A decisão pelo exame veio em novembro de 2025, depois de um episódio de pressão alta e da dificuldade de responder a perguntas sobre histórico familiar em consultas médicas. O resultado indicou predisposição para câncer de próstata, diabetes tipo 1 e leucemia linfocítica crônica. A partir disso, Soares passou a acompanhar com mais atenção os exames de rotina e a própria saúde.
A plataforma usada no teste também identificava pessoas com DNA semelhante. Soares encontrou correspondências dos lados materno e paterno e decidiu entrar em contato. A primeira resposta veio poucas horas depois, de uma mulher que foi confirmada como sua meia-irmã materna. Em seguida, ela contou que a mãe biológica havia tido um filho ainda jovem e optado pela adoção.
O encontro entre os dois ocorreu em um restaurante. Do lado paterno, a identificação inicial apontava apenas um possível grau de parentesco. Soares e o homem indicado fizeram um exame específico, que confirmou a relação. Depois, ele conheceu outros irmãos e foi acolhido pela família.
Como o exame funciona
Testes genéticos desse tipo analisam centenas de milhares de regiões do DNA para indicar a origem da pessoa, possíveis riscos à saúde e semelhanças com outras amostras. A coleta pode ser feita por saliva, com kits enviados ao consumidor, e os dados são comparados com um banco de amostras.

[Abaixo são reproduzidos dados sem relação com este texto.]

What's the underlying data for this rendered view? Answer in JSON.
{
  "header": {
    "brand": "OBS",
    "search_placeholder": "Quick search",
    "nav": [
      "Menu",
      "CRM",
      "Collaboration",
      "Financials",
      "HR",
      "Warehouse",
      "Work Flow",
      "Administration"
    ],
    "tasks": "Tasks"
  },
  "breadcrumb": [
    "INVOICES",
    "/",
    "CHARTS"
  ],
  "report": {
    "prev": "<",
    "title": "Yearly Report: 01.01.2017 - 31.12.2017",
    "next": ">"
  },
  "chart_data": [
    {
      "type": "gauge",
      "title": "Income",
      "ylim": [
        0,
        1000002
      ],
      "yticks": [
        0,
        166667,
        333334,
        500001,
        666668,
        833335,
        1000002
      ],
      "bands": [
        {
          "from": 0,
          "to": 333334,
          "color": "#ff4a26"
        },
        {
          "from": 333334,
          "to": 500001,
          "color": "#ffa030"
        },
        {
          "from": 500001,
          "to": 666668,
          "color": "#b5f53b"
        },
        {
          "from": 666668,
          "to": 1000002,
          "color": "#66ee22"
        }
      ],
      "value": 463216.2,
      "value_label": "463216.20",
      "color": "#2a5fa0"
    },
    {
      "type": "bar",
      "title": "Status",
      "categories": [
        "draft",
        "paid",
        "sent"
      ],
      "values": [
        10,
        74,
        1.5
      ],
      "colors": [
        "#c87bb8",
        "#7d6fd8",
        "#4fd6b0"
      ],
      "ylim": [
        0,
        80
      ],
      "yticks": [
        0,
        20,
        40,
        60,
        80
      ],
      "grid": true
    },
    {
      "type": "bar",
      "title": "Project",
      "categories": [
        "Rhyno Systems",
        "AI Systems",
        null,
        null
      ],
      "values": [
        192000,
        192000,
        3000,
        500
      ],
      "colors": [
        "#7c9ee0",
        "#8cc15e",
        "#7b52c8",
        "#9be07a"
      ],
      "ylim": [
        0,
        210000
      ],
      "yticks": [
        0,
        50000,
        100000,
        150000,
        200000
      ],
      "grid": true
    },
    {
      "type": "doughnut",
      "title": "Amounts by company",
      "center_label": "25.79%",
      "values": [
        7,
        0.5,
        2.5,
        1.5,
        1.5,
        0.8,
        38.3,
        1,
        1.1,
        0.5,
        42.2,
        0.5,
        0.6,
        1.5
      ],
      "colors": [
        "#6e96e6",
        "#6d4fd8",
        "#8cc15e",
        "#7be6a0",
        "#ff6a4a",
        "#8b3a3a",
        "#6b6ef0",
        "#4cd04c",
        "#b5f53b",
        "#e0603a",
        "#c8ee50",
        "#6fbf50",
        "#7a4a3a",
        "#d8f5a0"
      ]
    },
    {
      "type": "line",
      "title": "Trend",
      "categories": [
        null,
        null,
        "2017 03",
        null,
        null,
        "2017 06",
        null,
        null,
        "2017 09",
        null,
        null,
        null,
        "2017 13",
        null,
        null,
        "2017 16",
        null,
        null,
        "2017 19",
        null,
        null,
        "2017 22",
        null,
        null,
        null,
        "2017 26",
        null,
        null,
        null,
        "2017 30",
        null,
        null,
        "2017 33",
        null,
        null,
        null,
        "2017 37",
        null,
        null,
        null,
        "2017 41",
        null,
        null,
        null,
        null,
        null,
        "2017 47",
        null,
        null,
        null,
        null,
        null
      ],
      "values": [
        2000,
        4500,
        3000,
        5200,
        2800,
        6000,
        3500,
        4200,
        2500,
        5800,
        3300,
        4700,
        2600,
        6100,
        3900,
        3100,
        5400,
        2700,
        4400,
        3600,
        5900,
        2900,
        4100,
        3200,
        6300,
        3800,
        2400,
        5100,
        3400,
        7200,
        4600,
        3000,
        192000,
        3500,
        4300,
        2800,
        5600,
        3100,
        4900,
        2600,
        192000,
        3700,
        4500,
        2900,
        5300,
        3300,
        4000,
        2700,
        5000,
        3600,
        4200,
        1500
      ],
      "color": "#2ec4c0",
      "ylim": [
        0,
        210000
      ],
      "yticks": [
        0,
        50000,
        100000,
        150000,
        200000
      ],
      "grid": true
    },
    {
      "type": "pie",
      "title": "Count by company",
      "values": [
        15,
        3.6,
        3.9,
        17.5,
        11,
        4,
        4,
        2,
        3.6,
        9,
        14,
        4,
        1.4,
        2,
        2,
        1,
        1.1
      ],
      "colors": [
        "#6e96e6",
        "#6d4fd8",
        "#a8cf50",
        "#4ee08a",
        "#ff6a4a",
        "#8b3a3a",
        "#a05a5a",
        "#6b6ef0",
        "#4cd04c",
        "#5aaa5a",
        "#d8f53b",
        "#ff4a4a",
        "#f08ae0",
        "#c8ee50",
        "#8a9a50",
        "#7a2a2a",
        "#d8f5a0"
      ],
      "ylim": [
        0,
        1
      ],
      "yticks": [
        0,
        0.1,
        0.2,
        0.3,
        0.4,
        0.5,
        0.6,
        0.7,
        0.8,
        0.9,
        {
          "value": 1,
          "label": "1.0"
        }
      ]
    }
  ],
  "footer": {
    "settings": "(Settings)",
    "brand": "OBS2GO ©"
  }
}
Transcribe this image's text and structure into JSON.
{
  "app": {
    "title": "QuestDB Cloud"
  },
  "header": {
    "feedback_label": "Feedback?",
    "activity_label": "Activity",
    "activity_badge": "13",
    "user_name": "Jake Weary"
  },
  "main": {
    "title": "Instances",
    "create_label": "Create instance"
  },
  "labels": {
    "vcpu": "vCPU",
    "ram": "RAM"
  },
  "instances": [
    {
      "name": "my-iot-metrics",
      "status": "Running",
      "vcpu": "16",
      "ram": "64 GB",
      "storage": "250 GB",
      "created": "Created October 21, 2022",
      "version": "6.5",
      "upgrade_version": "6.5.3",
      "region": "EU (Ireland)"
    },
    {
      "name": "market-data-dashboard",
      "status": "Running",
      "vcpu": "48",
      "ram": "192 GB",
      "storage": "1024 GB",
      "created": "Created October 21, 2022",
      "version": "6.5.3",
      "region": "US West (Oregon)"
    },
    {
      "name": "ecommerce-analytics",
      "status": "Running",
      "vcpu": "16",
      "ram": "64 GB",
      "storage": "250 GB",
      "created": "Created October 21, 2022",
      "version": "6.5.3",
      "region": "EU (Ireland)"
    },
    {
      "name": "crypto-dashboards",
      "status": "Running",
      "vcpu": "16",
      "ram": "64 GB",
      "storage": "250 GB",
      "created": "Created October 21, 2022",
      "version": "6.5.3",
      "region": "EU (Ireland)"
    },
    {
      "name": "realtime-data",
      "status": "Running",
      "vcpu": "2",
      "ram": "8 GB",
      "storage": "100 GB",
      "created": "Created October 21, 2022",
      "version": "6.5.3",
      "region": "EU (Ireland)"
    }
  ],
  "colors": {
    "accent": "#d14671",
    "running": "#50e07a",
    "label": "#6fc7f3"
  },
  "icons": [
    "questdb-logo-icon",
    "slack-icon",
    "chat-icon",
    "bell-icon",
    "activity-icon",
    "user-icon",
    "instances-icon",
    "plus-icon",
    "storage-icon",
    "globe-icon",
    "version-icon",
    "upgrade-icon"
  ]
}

O médico geneticista Ricardo Di Lazzaro, fundador da Genera, explica que segmentos de DNA idênticos podem indicar algum grau de parentesco. Quanto maior o compartilhamento, mais próximo tende a ser o vínculo. Ainda assim, o exame não tem como objetivo principal confirmar relações familiares, como nos testes de paternidade, e pode não diferenciar com precisão um irmão, um tio ou um primo próximo.
Na avaliação de saúde, o resultado também não fecha diagnóstico. Ele aponta probabilidades que podem variar conforme hábitos e fatores ambientais e deve ser analisado com acompanhamento médico.
Depois do exame, Soares ajustou hábitos, incluindo a alimentação e a rotina de exames. Ele mantém contato com os irmãos e usa as informações obtidas para orientar decisões sobre a própria saúde.